I did a soda taste test thing for a marketing company. I learned that I actually don’t like Coke Zero. I scored it the lowest out of all the sodas in the blind taste test… Orange scored hire and I HATE orange.
I’ve done it occasionally. I view it as a way to get what I want. Questions are often poorly written and the people doing the polling can’t tell you what the intent of the question is, so you have to guess and move on. Don’t complain when the research is all done on lonely old people with dementia if you never take polls, because they do.
I’ve done 2 market research studies where I went downtown and chatted for an hour and a half about something. I got paid $150 for each one. One was for cars and the other was for gum. I don’t think I was too useful for the car one, they were looking for people in the Ford Fusion market, I own a Ford Focus (lower class) but the screener got me in anyhow. It was obvious I wasn’t who they were looking for, it was a lot of women who owned Accords and talking about wanting a car good enough for clients and the valet. Someone even suggested Oprah as a celebrity endorsement. But the gum one was tons of fun.
Anyhow, I was a big fan of market research on those days. I told them to please keep me on their list.
The only telephone surveys I will take are political voter polls. One auto-poller called me twice in 10 minutes last year - the second time through was very quick because I didn’t have to listen to the full questions.
I don’t receive a lot of phone solicitations because I consistently say, remove me from your list, and they are required to do so by law. Do this for a couple of years and you will see the number of phone pitches drop dramatically. I used to just say, I don’t want anything by phone, and that did nothing to reduce calls.
I do take a lot of online surveys at work. These are quick and there are often prizes to be won. In the past five years I have won a $500 gift card, a $250 gift card and an iPod by taking these surveys.
My own company also surveys employees regularly to determine the effectiveness of different services, benefits, programs, etc. We changed healthcare insurers because of bad feedback (yay!). This may not qualify in your mind as market research, but it does in mind.
So no, there’s nothing inherently bad about market research, but phone solicitors disguised as market researchers (the movie-trailer gambit is one of these) are devil-spawned.
I don’t mind market research as long as it’s compensated. I do some online surveys (with reputable organizations). All totaled I’ve made a few hundred bucks. Was it worth the time? Not really, but I largely did them at work during downtime anyway, so meh. I also once got pulled in by one of those places in the mall (since closed) and did a few studies. Made a few bucks and got a free take ‘n’ bake lasagna out of it.
I never participate in studies for drawing entries or otherwise uncompensated, or of course if they’re trying to sell you something.

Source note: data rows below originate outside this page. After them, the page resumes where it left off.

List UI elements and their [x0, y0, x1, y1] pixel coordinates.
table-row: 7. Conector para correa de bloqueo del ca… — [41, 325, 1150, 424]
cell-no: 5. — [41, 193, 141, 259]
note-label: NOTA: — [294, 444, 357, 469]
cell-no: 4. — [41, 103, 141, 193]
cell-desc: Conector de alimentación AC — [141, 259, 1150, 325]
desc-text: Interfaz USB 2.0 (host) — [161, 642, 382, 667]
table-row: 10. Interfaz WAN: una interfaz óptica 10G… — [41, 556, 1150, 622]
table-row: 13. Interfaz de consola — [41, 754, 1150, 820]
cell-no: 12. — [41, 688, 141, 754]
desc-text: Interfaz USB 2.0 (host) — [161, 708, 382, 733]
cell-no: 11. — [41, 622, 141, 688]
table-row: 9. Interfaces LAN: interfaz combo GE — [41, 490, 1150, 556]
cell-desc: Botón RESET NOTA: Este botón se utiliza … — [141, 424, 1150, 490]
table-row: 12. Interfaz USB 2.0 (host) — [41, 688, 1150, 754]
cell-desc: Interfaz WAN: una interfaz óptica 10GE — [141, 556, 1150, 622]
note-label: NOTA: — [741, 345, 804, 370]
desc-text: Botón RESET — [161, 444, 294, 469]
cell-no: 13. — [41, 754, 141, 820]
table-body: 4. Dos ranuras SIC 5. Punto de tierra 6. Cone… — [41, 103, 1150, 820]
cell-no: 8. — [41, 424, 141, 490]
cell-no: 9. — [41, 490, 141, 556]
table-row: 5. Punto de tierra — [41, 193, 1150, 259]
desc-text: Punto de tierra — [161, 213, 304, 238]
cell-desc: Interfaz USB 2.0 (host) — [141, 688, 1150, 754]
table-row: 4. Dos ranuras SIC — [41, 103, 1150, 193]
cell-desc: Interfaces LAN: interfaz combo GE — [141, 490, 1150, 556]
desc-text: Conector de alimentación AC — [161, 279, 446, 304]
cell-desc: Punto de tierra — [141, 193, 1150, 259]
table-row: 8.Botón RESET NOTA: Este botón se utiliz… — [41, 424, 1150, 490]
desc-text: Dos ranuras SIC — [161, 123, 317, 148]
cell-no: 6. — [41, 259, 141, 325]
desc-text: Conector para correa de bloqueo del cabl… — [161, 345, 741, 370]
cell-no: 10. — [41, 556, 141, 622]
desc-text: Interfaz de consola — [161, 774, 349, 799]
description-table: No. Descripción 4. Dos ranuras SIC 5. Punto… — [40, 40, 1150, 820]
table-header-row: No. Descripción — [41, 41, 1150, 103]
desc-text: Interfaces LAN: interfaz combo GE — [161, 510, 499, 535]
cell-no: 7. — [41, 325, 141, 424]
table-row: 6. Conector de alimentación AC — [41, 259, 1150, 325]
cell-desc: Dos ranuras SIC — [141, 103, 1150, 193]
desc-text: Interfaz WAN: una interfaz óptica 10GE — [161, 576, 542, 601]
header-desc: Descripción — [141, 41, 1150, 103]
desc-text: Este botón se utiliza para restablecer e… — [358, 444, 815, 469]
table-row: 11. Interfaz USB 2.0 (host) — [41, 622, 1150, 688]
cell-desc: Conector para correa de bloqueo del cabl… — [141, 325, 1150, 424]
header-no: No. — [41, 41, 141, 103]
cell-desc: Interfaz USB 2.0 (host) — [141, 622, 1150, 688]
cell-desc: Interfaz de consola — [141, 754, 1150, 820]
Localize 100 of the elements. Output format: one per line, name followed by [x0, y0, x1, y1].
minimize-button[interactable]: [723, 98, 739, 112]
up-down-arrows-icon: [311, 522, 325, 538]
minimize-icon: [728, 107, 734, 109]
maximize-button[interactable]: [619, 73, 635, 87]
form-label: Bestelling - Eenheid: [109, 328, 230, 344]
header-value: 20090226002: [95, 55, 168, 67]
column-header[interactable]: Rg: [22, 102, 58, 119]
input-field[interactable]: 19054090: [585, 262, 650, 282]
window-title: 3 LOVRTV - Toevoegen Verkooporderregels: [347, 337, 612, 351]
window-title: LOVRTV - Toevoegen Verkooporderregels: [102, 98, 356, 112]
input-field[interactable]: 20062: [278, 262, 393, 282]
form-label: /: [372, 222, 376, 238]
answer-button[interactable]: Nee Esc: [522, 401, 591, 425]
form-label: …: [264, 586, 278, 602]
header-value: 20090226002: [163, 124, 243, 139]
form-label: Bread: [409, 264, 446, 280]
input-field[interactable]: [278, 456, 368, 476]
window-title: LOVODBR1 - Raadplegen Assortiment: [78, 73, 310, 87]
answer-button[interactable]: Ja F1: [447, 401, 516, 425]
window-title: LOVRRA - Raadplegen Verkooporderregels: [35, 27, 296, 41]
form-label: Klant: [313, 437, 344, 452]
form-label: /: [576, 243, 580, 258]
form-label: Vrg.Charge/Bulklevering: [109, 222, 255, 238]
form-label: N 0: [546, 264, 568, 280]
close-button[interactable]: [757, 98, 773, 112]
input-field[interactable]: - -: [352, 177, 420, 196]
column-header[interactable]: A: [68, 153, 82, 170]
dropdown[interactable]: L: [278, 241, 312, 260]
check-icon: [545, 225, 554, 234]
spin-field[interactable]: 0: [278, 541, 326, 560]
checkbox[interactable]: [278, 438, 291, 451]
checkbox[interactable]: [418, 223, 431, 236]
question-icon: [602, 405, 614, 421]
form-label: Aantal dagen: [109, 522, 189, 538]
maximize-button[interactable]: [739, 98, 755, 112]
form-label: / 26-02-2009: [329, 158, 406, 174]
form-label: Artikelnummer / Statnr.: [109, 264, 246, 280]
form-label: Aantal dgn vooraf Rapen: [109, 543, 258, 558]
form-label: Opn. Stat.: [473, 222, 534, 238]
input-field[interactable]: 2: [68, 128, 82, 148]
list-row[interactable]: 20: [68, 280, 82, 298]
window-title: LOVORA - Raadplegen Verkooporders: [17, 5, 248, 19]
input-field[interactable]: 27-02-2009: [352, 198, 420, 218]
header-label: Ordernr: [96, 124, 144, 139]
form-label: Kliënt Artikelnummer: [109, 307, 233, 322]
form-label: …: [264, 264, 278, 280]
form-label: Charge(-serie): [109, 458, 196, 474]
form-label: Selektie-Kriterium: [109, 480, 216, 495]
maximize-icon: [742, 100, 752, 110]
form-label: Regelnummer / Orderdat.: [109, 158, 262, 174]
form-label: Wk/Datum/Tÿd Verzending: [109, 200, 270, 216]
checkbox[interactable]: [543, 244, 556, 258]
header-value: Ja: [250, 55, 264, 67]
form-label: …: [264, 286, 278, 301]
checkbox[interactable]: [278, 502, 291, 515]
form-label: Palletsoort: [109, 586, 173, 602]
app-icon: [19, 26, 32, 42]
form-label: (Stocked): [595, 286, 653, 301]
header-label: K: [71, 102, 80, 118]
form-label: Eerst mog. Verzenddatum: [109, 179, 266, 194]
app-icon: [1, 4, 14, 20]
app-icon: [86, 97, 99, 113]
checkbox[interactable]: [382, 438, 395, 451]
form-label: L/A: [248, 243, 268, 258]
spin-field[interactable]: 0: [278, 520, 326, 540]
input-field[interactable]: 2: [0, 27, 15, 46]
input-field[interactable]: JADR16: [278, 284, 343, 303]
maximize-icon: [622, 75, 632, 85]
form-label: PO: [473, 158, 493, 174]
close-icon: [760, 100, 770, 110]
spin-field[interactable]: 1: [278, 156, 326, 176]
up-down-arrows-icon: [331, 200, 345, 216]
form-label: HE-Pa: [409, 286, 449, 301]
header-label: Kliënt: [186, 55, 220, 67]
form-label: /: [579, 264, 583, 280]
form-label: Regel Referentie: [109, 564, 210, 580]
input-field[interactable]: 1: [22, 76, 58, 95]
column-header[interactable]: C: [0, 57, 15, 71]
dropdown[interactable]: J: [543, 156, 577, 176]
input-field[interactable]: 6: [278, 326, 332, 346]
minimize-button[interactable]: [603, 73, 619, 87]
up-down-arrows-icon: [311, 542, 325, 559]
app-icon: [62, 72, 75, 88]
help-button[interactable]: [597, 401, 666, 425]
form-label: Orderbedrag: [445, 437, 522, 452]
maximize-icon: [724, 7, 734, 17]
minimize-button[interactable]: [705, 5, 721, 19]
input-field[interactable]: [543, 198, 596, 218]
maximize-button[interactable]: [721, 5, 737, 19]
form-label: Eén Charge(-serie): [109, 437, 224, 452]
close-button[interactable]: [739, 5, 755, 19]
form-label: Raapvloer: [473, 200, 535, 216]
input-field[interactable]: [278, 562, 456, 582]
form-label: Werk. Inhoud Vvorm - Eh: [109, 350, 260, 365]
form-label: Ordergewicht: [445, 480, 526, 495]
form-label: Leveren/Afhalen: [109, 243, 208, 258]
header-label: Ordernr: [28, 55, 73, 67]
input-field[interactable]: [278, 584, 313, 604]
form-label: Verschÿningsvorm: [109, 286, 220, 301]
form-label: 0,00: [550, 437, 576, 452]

Is it evil? Nah. Companies want to find out how to sell to you and what people like. I’ve taken market research studies for colossally bad food products and I’m sure they saved money by having people say “eww, gross”. I also had one really satisfying experience ripping a company to shreds. They asked about DRM after a big, famous incident and the questions were along the lines of “we hope you’ll tell us you don’t know or care what DRM is”. I filled it all out, hoping that there would be an open-ended question. There was, and I wrote a long, detailed, reasoned but angry screed about how I was directly affected, precisely in their target market, and a frequent customer, and how I will never purchase from that company again. I’d like to hope that some choice quotes from that missive made it onto a Powerpoint presentation for the execs.